A few years ago, we sold our home in Round Rock, Texas. It was a slow market back then, with few buyers and plenty of inventory. It wasn’t as much of a buyer’s market as, say, California or Florida. But the market still favored the buyer. We realized this, so we worked hard to make our home stand out. We priced it fairly, and we staged the heck out of it. After a couple of weeks, we had three offers for the full asking price. Here’s how they stacked up:

  • Offer #1 — Full asking price. The buyers were putting down 20% and had excellent credit (we knew this from the interest rate they received on their loan). They did not ask for any seller concessions.
  • Offer #2 — Full asking price. The buyers were using two mortgages to buy the house, an 80-10-10 strategy.

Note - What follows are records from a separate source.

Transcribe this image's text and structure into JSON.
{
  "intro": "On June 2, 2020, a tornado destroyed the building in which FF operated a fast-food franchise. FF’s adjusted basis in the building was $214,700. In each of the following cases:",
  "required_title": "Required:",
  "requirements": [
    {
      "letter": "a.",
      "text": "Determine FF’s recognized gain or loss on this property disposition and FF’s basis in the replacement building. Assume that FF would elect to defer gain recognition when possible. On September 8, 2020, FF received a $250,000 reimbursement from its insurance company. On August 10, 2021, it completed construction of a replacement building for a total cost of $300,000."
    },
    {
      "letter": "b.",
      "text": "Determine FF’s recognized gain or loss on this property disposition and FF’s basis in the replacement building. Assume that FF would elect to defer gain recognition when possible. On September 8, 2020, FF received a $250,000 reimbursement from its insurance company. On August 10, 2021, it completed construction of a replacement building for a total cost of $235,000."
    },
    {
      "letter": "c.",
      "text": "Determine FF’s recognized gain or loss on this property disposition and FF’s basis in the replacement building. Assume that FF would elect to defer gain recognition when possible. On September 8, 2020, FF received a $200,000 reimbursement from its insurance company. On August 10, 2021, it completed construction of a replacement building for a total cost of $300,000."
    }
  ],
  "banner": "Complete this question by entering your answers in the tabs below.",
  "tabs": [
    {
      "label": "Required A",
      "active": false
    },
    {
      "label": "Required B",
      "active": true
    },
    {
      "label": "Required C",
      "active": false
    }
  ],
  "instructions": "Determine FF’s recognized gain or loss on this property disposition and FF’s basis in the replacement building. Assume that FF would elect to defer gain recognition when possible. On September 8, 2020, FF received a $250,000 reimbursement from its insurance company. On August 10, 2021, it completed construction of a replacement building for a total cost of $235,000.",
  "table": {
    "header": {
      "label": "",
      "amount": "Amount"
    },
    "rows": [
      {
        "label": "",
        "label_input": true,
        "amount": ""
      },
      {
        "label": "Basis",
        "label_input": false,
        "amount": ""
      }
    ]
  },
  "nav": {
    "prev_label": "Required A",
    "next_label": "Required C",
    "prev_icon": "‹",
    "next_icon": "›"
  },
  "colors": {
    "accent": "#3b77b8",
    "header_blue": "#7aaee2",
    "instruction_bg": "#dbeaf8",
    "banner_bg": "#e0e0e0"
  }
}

Financially speaking, they were a little more “shaky” than the first offer.
  • Offer #3 — Full asking price. These buyers were also using a first and second mortgage. They wanted us to pay part of their closing costs.

This is exactly how we ranked these offers. The people who asked us to pay closing costs immediately fell into third place. The financially stable buyers who did not ask for concessions got first place. So we accepted offer #1 and treated the second one as a backup offer. We rejected offer #3. Why? Because the people who asked us to pay their closing costs didn’t understand the value of the home. The other buyers recognized the value we were offering, so they didn’t ask for any concessions. They were smart enough to recognize a good deal when it came along.

This is a prime example of when it’s risky to ask the seller to pay your closing costs. You need to ask yourself the following questions:

  • How is the home priced, compared to recent sales in the area?
  • Is it a good deal to begin with? How many offers have the sellers received?
  • How often are they showing the property?
  • What kind of market are you in?
  • Would you be devastated if this particular house slipped through your fingers?

When you answer these questions, you’ll know whether or not you should ask for seller concessions. Remember, the seller has the right to turn you down flat — with no explanation whatsoever. So think about that carefully before you ask them to pay your closing costs.

How to Ask for a Seller Concession

So let’s assume you’ve carefully considered the pros and cons, and you’ve decided to ask the seller to pay your closing costs. How do you go about it? This is actually the easiest part. You simply have your real estate agent write it into the contract. Asking for a seller concession is straightforward — deciding to ask is the trickier part.

If you decide to make such a request, your agent will write the seller concession into the purchase agreement. Most buyers who use this strategy will ask the seller to pay 3% of their closing costs. That’s the most common type of request. The seller will review the offer and do one of the three things. They will either accept the offer, reject it, or make a counteroffer.

Conclusion and Summary

If you’re in a classic buyer’s market, there’s a good chance you can get the seller to pay some of your closing costs. If you’re in a classic seller’s market, the reverse is true. And there’s a broad spectrum in between these two poles. Before you ask for a seller concession, you need to consider the value of the home. If it’s already “priced to sell,” asking for closing costs might be a risky move. Some agents will say that you have nothing to lose by asking. But this is false. You have a lot to lose — such as the house you’ve always wanted. So weigh your options carefully.